First, I should declare an interest in the debate. I am chair of the parliamentary CND group and vice-chair of the Campaign for Nuclear Disarmament at national level. I have to confess to having first joined CND at the age of 15, and I remain a member, so it is a very short membership that I have had.
The subject of the debate is the cost of the Trident nuclear missile and submarine replacement. This is an issue of parliamentary accountability, costs and, of course, the relationship between vast levels of defence expenditure and our foreign policy. Huge numbers of figures can be cited, and I will cite some. Main-gate consideration of the replacement of the whole system has been delayed until 2016. By that stage, £4 billion will have been spent on the concept and assessment phases of the replacement submarine and £500 million on ordering long-lead construction items. Plans have recently been announced for spending of £2 billion at the warhead facility at Atomic Weapons Establishment in Aldermaston. That coincides with the suggestion in the recently available redacted value for money review that a decision will be taken on the warhead much sooner than previously anticipated.
This debate is therefore designed to point out the amount of money being spent, but also to ask very serious questions about when Parliament will be effectively able to scrutinise what are massive levels of expenditure on a weapon of mass destruction.
I congratulate the hon. Gentleman on securing this much needed debate. He talked about the 2016 main gate. Will he welcome the fact that that has now been delayed until after the next election and that that gives his party an opportunity to take the same view that he and I share about whether it would be desirable to go ahead with the main gate at all? Perhaps even the Conservatives might join us in a triumvirate of sense.
I would be happier if we killed off the whole project straight away—but I suspect that that might not happen.

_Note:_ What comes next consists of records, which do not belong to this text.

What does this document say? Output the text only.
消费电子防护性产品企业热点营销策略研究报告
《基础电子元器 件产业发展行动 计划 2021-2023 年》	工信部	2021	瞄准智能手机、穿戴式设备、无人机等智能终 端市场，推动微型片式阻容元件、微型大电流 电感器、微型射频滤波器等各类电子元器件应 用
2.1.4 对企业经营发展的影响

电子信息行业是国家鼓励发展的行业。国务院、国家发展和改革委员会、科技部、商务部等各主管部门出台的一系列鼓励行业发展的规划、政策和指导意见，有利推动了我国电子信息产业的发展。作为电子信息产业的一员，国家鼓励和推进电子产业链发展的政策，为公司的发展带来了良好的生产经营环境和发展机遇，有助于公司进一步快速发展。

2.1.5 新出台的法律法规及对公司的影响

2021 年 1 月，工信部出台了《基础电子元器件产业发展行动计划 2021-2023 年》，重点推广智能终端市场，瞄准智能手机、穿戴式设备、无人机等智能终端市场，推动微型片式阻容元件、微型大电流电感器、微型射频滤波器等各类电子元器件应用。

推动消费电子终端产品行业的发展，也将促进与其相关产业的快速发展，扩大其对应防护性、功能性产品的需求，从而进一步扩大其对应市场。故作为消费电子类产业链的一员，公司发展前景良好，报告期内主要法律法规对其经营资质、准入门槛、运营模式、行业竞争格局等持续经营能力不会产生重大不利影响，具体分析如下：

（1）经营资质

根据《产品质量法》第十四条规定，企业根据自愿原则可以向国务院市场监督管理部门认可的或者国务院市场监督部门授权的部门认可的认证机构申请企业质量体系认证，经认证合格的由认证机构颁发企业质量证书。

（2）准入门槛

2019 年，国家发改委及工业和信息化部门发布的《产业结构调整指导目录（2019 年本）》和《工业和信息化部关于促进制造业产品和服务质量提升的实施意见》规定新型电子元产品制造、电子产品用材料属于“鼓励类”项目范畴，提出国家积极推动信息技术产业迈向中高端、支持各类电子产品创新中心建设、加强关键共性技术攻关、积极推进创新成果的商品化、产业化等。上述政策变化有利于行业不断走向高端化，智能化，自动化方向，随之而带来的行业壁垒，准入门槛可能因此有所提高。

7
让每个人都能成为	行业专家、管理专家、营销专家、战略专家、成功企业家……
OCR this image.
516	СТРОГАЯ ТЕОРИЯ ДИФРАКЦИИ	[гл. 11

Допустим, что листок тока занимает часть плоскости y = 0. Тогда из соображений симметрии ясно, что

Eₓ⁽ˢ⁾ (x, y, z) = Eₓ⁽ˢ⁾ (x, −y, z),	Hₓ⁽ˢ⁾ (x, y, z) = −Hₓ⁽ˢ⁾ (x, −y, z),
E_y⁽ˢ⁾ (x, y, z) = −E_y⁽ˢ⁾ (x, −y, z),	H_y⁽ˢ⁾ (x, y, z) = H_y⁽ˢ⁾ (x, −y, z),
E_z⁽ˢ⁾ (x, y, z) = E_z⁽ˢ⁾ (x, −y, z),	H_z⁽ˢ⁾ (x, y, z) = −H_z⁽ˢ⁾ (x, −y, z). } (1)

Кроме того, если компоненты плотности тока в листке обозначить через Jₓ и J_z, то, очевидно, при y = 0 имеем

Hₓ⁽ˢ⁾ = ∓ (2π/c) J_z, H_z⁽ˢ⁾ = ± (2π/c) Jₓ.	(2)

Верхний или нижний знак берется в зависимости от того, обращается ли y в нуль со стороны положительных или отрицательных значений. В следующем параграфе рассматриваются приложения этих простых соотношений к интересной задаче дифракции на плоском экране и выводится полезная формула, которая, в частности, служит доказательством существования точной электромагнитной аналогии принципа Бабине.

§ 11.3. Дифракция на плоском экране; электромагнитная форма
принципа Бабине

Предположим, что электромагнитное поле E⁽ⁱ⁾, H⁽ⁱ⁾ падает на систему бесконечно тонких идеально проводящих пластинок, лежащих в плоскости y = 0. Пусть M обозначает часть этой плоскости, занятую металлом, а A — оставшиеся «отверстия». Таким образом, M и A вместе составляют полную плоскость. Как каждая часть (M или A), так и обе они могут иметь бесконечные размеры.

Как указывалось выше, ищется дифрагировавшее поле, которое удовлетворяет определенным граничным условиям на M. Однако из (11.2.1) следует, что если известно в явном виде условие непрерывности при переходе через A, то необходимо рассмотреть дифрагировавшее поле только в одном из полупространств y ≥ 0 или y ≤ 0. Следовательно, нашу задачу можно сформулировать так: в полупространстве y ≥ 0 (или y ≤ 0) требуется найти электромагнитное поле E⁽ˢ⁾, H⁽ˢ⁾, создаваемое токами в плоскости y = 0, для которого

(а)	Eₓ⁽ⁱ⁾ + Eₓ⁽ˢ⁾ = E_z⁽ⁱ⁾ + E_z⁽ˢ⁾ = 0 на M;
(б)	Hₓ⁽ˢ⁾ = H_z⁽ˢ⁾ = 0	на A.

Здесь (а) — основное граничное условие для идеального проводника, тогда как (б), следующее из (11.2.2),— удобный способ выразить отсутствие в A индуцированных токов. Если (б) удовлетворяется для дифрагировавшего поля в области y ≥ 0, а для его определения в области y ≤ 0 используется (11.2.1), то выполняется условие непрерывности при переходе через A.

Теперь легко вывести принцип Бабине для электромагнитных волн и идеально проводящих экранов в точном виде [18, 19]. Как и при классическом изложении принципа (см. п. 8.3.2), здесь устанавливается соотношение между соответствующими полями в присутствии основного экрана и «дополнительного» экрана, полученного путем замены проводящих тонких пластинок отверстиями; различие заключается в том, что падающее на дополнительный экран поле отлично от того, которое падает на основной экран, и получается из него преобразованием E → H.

I also draw to the House’s attention the fact that the Secretary of State for Defence has announced that he has no plans to publish the Trident alternatives review, which was commissioned to please the Liberal Democrats, who went into the last election promising not a like-for-like replacement of Trident, but something different. We do not know what that something different might be. The review will not be published, which is astonishing. I hope that, when the Minister replies to the debate, he can explain why that is the case.